Clearly, he was wrong.
But maybe he wasn’t. I’d been so certain, but I couldn’t remember when or why I had determined that. I’d felt the magic course through me, again and again, but what did that mean?
What did any of this mean?
I didn’t have time to pick at all the knots in my psychology at the moment. We had to keep going. Mac’s determination to follow the river was as good as anything on the surface, but the longer we trudged through the swirling bloody water, the more I was convinced he was on to something. The only part of his map that didn’t match was the church insignia.
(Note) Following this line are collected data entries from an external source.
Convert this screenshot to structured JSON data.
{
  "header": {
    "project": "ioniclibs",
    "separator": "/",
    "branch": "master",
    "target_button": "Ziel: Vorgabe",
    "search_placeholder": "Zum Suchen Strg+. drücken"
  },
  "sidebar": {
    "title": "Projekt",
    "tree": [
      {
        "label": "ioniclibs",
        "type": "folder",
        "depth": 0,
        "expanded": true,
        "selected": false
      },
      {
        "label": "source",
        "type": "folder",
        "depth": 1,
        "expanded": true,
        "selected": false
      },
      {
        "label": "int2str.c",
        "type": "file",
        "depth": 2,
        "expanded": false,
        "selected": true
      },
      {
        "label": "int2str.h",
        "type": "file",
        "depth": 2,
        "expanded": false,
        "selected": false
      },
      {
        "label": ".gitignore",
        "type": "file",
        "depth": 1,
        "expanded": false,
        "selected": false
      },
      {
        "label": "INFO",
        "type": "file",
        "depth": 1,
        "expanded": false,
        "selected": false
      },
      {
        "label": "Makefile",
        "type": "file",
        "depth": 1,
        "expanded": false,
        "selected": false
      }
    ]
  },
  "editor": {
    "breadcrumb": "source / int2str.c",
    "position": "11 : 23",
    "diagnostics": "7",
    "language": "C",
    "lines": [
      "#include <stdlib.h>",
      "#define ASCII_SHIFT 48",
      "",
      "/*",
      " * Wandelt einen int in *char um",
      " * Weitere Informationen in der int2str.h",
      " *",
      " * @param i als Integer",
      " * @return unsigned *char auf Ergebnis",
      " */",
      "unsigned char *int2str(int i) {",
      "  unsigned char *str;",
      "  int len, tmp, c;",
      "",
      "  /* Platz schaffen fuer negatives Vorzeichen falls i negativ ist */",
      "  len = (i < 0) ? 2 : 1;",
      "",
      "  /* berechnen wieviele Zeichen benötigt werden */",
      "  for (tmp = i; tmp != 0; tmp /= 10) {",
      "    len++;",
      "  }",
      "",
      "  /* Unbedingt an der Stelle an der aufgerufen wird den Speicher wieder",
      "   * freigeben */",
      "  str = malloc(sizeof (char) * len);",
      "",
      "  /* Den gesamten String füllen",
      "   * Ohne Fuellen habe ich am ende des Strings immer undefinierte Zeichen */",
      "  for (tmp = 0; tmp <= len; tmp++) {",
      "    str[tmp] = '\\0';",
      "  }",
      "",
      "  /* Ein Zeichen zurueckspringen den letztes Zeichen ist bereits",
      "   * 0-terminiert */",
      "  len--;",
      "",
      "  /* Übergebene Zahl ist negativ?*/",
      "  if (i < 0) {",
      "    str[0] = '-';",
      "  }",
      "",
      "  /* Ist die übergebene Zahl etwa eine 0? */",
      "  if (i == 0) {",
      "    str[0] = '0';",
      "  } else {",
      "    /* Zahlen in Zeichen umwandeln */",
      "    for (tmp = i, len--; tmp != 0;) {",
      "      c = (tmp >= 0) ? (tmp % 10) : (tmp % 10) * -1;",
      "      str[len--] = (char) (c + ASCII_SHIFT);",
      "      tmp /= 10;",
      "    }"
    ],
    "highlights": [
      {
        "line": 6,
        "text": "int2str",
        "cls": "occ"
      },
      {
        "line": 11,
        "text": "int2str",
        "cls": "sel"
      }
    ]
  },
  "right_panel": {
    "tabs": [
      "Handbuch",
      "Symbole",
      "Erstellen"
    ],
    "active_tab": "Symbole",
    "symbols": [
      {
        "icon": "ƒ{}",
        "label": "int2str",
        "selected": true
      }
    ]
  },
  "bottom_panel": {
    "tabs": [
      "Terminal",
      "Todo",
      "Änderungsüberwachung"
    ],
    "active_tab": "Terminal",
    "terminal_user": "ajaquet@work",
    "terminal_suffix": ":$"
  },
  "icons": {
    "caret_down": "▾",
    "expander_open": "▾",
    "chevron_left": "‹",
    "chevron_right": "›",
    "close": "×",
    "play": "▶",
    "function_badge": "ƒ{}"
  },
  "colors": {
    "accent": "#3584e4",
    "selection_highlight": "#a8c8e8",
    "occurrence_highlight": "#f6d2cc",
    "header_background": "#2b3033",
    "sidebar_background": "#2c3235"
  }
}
There was something at the end of the river. If we managed to reach it.
My feet went out from under me. I grabbed at Mac but my wet fingers slipped. I toppled face forward into the water. My mouth filled with blood, and I spat it out as I flailed upright again. Mac looked over his shoulder at me, reaching back to grab me until I steadied myself.
“Just a little farther,” he said, though he couldn’t possibly know that was true.
“I just want—”
He put a finger to his lips to quiet me. I hesitated, listening.
The sound of roaring water filled the distance. We continued forward, bobbing along in the red water.
Up ahead, the water rushed together.
“Turn back!” I shouted, but it was too late.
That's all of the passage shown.